In his famous book ’The 7 Habits of Highly Effective People’, the famous author Stephen Covey explains ‘responsibility’ as ‘response-ability’ – ability to choose response. According to him highly pro-active people do not blame circumstances, conditions or conditioning for their behaviour. Their behaviour is the product of their own conscious choice based on their perceptions and values rather than a product of their condition based on their feelings only. He further observes that when a person’s behaviour is the result of their feelings only, he becomes reactive. Reactive people are generally affected by their physical environment. For example, if the weather is good, they feel good and if the weather is bad, it affects their attitude and performance. On the other hand, the proactive person carries his own weather with him. Whether it rains or shines, it makes no difference to him. He is value driven.
 
Choices

Whether to be reactive or pro-active is again a matter of personal choice. Every person has a freedom of the choice to either react or respond in the face of any stimulus. If this freedom is judicially exercised, it becomes easy to feel responsible for the consequences there-after. We have a ‘choice’ of choices we make but once having made a ‘choice’, we have no choice of the consequences of our ‘choice’. We can become the owner driver of our life’s vehicle than the paid driver. Only the owner driver has the privilege to choose when and where to stop, where to take a turn or stop to relax. The paid driver does not have this freedom. He must obey the commands of his master, When a person’s marriage is on rocks, taking responsibility would mean examining his own personal conduct, attitude; action and behaviour rather than pointing finger at his spouse and blaming her for every thing that went wrong.

Unless we accept our responsibility, we become the victims of life instead of its master. Accusing others and holding grievances for our failures is easy but taking responsibility for one's life requires courage and wisdom. It means mature thinking and hard work. It means being part of the solution rather a part of the problem. This is personal excellence.

Taking ‘responsibility’ does not mean blaming ourselves or carrying a guilt complex in our mind. It means creating an awareness of ‘as I sow, so shall I reap’. It means stopping to think that I am always right and others are wrong. It means accepting that what happens to us is the result of our own choices. It means being pro-active in nurturing our relationships and creating the right kind of environment around us so that it generates positive vibrations for a joyful and satisfying life.
 

Self Made People

Many persons proclaim proudly and at the top of their voice that they are ‘self made’. They did not seek or receive any support from any one for their growth. No one held their hands and led them on the stairs to success. They have been self-reliant.

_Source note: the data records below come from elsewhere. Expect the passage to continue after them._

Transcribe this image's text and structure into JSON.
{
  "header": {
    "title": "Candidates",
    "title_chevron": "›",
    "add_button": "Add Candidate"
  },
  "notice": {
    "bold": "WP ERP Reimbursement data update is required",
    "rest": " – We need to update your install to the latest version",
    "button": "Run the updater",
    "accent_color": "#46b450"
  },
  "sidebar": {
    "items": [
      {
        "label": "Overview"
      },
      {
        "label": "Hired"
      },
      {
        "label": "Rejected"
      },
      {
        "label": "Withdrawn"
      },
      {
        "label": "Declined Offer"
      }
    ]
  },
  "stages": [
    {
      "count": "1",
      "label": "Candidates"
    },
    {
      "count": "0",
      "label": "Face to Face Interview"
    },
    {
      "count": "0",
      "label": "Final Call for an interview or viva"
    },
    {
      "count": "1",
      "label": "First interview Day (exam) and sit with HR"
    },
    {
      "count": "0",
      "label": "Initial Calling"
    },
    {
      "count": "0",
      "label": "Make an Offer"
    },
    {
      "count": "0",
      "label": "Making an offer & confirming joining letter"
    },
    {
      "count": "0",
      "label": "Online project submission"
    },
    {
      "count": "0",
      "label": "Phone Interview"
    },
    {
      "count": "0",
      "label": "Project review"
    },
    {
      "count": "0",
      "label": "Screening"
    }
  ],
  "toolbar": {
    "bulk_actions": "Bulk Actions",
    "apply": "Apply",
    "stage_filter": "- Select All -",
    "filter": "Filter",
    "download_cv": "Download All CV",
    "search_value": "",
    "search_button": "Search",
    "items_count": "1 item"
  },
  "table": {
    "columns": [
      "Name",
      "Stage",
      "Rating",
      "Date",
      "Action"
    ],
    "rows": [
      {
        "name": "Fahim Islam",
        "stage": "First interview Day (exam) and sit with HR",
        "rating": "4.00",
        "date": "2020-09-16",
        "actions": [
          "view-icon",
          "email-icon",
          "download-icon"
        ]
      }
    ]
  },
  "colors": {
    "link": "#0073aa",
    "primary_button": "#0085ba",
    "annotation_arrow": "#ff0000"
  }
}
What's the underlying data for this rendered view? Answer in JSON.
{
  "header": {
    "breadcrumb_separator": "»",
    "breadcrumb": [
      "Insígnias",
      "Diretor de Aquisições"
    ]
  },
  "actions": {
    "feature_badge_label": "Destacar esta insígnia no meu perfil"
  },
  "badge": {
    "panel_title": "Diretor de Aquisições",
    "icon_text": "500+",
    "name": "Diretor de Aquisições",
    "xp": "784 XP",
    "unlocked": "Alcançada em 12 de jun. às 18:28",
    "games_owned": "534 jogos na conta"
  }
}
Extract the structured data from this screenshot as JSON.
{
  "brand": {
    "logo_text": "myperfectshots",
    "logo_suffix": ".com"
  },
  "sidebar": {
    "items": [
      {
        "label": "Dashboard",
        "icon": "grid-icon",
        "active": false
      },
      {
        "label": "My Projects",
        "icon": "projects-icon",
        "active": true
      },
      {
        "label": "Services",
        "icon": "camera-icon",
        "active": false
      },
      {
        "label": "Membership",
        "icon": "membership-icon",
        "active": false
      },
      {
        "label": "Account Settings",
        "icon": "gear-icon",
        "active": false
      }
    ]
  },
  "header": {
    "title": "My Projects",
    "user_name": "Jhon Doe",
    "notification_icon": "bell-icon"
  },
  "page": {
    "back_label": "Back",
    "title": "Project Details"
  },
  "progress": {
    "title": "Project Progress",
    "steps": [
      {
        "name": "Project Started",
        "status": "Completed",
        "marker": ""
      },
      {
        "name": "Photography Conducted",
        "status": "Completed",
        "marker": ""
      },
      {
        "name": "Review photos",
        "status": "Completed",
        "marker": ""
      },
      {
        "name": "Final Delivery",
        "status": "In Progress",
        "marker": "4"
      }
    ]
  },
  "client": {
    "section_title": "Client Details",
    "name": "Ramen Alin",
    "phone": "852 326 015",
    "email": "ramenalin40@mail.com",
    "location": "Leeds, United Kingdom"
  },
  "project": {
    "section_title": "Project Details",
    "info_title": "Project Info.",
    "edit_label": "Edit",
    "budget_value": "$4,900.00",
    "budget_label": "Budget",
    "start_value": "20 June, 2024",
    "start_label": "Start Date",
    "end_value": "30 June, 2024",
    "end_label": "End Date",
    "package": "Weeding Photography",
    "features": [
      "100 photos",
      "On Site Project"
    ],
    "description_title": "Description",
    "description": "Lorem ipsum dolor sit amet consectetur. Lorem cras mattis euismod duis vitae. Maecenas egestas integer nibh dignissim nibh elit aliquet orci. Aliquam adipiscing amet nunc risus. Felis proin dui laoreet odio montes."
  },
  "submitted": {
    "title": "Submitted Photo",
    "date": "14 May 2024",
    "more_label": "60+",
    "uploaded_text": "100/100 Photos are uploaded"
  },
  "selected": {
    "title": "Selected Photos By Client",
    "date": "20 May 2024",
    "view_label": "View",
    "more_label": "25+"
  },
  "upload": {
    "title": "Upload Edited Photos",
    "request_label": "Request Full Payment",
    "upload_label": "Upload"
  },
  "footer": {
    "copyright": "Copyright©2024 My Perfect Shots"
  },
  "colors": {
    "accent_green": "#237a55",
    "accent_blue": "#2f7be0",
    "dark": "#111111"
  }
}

Broadly speaking they may be right in their proclamation but truly speaking they have been supported and helped by many others – persons, agencies and organisations. Let us examine the facts.

 

From the moment we are born and all throughout our life, several factors facilitate the smoothness of our life. Birth was smoothened by competent doctors and nurses. Graduation in school and college was made possible because of the foresight, hard work, immaculate planning and financial contribution of several agencies including parents, educationists, planners, donors, society and government. The total cost per student to any educational institution is generally several times more than the fees paid by a full fees paying student. Up to the point any student is engaged in studies,
 

it is the parents, family and society that are paying for him, as soon as a student graduates to professional work life and starts earning, he generally thinks of only bettering his personal lot. His focus is on his personal growth, his wife, his children and material progress.

Responsible people do go out of their way to show their gratefulness to the society and contribute their resources of time and money for worthwhile social causes. Ideally it should be the bounden duty of every one to contribute to the best of his abilities to nurture the process, which nurtured us?